For more than two thousand years, Christians have lived all over the Middle East and been an integral part of it. These Christian communities have contributed in so many ways to the vital stability of the region -and to what became mainly Muslim close to 1400 years ago- politically, financially and educationally. Middle Eastern Christians have also helped shape their particular nations, tribes and Arab and Muslim cultures, enough for many to call themselves religiously Christians and culturally Muslim. Regrettably, in the 21st century the Middle Eastern Christians are leaving to new worlds and continents leaving behind a world they shaped for good or bad.
This exodus and its causes, ignored in both the East and the West, create a growing crisis with moral, humanitarian, and security implications. Unfortunately, some in the West are encouraging the emigration of Christians without knowing that they hurting Christianity not helping it. The United Nations Committee for Refugees recently estimated that 850,000 Iraqi Christians have left since 2003.
This is an enormous and huge loss for those who stay, as well as for regional culture, diversity and politics. The number of Palestinian and Israeli Arab Christians has dropped from 17 percent of the population in 1894 to less than 1.5 percent today, and since the creation of Israel in 1948. To summarize, the wars in Iraq and Afghanistan, the Arab Israeli conflict, and recently the “Arab Spring” did not make it especially helpful for Christians in the Middle East.
The current situation is more catastrophic and heartbreaking because Christianity has its original roots in the Middle East. In Israel, Palestine, Syria, Lebanon, Iraq, and Egypt, Christians were much bigger in numbers and now the numbers are decreasing rapidly. While today, Christian communities lend to the region plurality and diversity, the loss of Christianity would fundamentally alter the full Arab culture made beautiful by its diversity, and could end up being a full blow to hopes of democracy in the region.
In her most recent article, Dr. Azizh Alhibri stated that “The desecration of cemeteries in Libya, the murder of clergy in Iraq and Syria, the attacks on churches in Egypt are all beyond the imaginations of civilized nations and educated spiritual region. Recently, suicide bombers targeted worshippers leaving their church in Peshawar and killed at least 60, including women and children and two Muslim policemen guarding the church. A gang of armed terrorists attacked a couple of weeks ago, the sleepy village of Ma’loulah in Syria. Several of its inhabitants were killed, its historic monasteries and churches were pillaged, and the crosses were removed.”
I find it depressing that so many of the Christian Arabs have left for another country looking for better life and more opportunities. Therefore, It is critical that Muslims not only reject violence against Christians, but also actually promote civil harmony and religious freedom in their societies. Muslims must become a voice for their Christian neighbors amongst them regardless of the source of that violence. For their part, Christians in the Middle East should hold fast to their ancient homelands, maintain their historic presence, and not flee to the West.
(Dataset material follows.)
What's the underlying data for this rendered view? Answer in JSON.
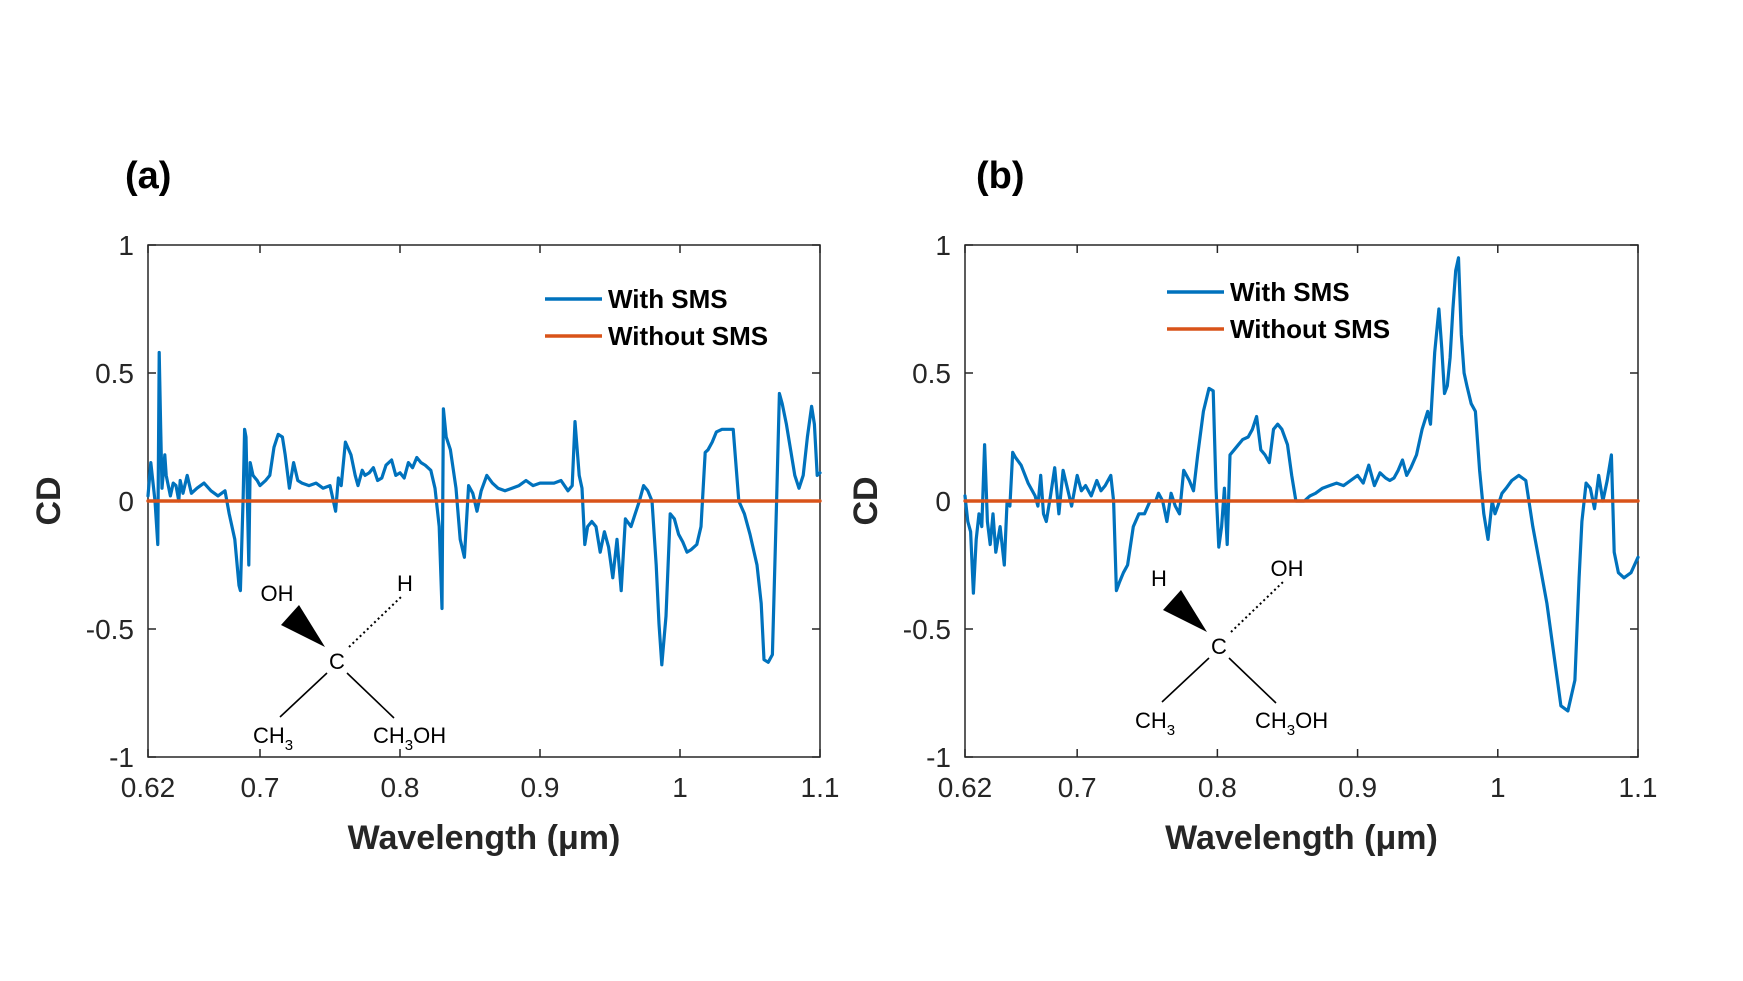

They must continue their witness, and permit their difficulties and suffering to be a sign of hope and peace for their fellow citizens.
We Muslims cannot stand silent and must present a prophetic voice of justice and unconditional love for religious minorities amongst us Christians being in the forefront. Muslims must treat others, as they like to be treated and must live the values of Islam, which calls on them to live in light of three values: politics of justice, economics of equity and covenant of community.
Hence, I call on all Muslims to commit themselves to the following principles:
1. Our faith is built on mercy, compassion peace and justice, not violence. Hence, We speak for a faith that does not condone violence against our Christian neighbors, or their churches.
2. All Muslims stand in support of the Christians of the Middle East
3. We affirm our belief that the Muslims of the Middle East are thankful for many of the Middle East Christians who continue to bless the Middle East with their presence and witness to the Almighty God.
4. We Muslim must be united with a common action and a common call for a culture of passion for compassion that reaches out to all inhabitants of the Middle East.
5. We speak again all form of violence and attacks on Christians in the Middle East.
6. Neither mass exodus of Christians nor Christianity becoming history in the Middle East are choices for us, Muslims.
7. It is our mission, as Islam calls us, to wipe out the tears still flow in Syria, Iraq, Egypt and in the Holy Land and the Middle East off the faces of all people.
8. We will not set still as long as any community of faith is undermined, deprived of its basic rights to survive and flourish or forced to live as fugitives or refugees.
9. The Middle East will never be of Muslims only as it is much more beautiful and stronger through its diversity and pluralism. Christians continue to be equal players in its future, politics and culture.
10. We declare that Jerusalem as the “Spiritual birthplace” of the Church can never be emptied of the followers of Jesus as equal citizens of the city.
11. We would not accept and we do not want a Middle East without Christians.
12. We insist that Christians remain in the Middle East, not simply as minorities, but as citizens enjoying full equality under the law, and therefore in a position to continue to contribute to peace, justice, and stability.
13. Governments and the UN to promote Article 18 of the Declaration of Human Rights, which guarantees freedom of belief and expression. This element of international law must be to the fore, and all states should be expected to adhere to it.